Whether the supermarkets will ultimately agree to that is a different matter, meaning that even though the £2 chicken may have disappeared from shelves, the debate over fair chicken prices is likely to continue for a long time to come.

Posh birds come back into favour Consumer demand for high-welfare and highly priced free-range and organic chicken dropped significantly during the worst of the recession. But the latest 52-week sales data gives reason for hope, with evidence of growth returning to higher-end poultry.

At Sainsbury’s, free-range chicken is doing particularly well, with volume sales up in 2010 over 2009, says fresh poultry buyer David Whiffen.
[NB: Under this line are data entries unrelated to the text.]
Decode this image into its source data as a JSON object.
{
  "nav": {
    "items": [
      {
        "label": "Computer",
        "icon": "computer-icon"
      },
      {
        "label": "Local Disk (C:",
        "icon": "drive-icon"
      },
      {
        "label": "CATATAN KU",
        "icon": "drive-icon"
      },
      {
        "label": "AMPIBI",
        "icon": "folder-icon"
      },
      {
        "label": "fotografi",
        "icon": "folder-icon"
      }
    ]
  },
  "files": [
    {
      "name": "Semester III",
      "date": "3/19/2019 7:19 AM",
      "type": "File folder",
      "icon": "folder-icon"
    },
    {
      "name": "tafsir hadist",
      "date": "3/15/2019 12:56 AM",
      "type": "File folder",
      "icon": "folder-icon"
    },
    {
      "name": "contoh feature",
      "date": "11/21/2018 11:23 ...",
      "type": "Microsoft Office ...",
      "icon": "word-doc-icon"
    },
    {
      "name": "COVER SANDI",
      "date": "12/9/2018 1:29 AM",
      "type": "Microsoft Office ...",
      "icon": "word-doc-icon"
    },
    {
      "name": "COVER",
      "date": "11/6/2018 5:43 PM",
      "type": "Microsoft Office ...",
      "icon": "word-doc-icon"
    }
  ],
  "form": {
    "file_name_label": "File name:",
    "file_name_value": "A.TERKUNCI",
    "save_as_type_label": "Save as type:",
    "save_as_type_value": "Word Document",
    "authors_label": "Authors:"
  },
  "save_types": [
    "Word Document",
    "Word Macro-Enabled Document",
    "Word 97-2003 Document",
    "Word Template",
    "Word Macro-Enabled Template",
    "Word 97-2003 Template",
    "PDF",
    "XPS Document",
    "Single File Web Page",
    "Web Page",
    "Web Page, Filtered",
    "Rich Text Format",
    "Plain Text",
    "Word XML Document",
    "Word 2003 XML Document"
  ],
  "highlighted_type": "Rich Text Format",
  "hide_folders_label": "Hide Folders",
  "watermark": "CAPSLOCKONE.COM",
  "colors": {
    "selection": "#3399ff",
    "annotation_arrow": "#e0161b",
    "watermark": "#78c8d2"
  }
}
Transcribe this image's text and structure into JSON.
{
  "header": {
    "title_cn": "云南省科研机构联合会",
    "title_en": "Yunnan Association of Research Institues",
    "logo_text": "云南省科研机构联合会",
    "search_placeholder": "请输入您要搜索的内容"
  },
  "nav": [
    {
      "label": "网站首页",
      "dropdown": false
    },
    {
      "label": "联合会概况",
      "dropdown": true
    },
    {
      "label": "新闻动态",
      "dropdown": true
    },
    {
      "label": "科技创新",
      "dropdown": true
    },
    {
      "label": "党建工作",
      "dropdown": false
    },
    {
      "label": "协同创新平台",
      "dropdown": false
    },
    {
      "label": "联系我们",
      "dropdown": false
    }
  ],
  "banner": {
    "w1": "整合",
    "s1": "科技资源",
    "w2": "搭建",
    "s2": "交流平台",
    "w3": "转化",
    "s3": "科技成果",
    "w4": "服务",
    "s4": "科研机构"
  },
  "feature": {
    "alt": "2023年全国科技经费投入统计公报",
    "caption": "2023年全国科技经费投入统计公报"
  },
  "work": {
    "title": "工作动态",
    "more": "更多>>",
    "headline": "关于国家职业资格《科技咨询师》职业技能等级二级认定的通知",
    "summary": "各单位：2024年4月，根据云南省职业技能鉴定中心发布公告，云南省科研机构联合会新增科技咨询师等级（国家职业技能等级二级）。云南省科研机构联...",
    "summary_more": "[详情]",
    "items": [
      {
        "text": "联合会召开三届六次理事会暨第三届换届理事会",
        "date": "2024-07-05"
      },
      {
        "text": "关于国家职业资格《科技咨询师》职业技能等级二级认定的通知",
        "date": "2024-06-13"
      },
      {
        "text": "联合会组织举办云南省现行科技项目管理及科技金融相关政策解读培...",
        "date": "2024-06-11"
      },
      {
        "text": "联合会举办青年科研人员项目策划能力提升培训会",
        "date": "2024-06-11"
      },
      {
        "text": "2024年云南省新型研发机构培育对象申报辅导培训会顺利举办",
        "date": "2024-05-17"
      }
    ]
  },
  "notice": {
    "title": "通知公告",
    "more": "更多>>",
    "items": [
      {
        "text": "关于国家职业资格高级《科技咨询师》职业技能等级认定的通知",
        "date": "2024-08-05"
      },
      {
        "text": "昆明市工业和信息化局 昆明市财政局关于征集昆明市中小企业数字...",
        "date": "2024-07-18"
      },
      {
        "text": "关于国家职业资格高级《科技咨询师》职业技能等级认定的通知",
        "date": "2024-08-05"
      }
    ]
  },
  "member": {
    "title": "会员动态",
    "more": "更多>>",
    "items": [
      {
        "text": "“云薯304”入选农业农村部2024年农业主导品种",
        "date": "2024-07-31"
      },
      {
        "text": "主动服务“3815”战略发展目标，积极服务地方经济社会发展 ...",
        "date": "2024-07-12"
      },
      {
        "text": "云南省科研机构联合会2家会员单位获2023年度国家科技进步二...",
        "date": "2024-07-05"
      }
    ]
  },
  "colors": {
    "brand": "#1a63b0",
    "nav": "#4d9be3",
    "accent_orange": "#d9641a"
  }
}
Currently, the most expensive whole chicken on sale in Sainsbury’s is an organic chicken costing £6.49/kg not that the price is putting off shoppers.

“Organic chicken is back in growth and we also sold 4.6% more corn-fed chicken year-on-year,” says Whiffen. 

Over the past year, chicken sales have gone up 3.5% in value to reach £1.8bn [Kantar, 52w/e 20 Mar 2011], with breast meat seeing an increase of 6.3% in value sales a sign that higher-end cuts are coming back into favour with shoppers.

Morrisons’ recent experience, however, could be cause for caution, with the retailer saying it has started seeing consumers shift back out of more expensive cuts and into cheaper products such as thighs. When the full brunt of government cuts start to hit consumers’ pockets, shoppers’ tastes could quickly swing back towards the value end of the chicken market and the resurgence of the posh bird could be short-lived.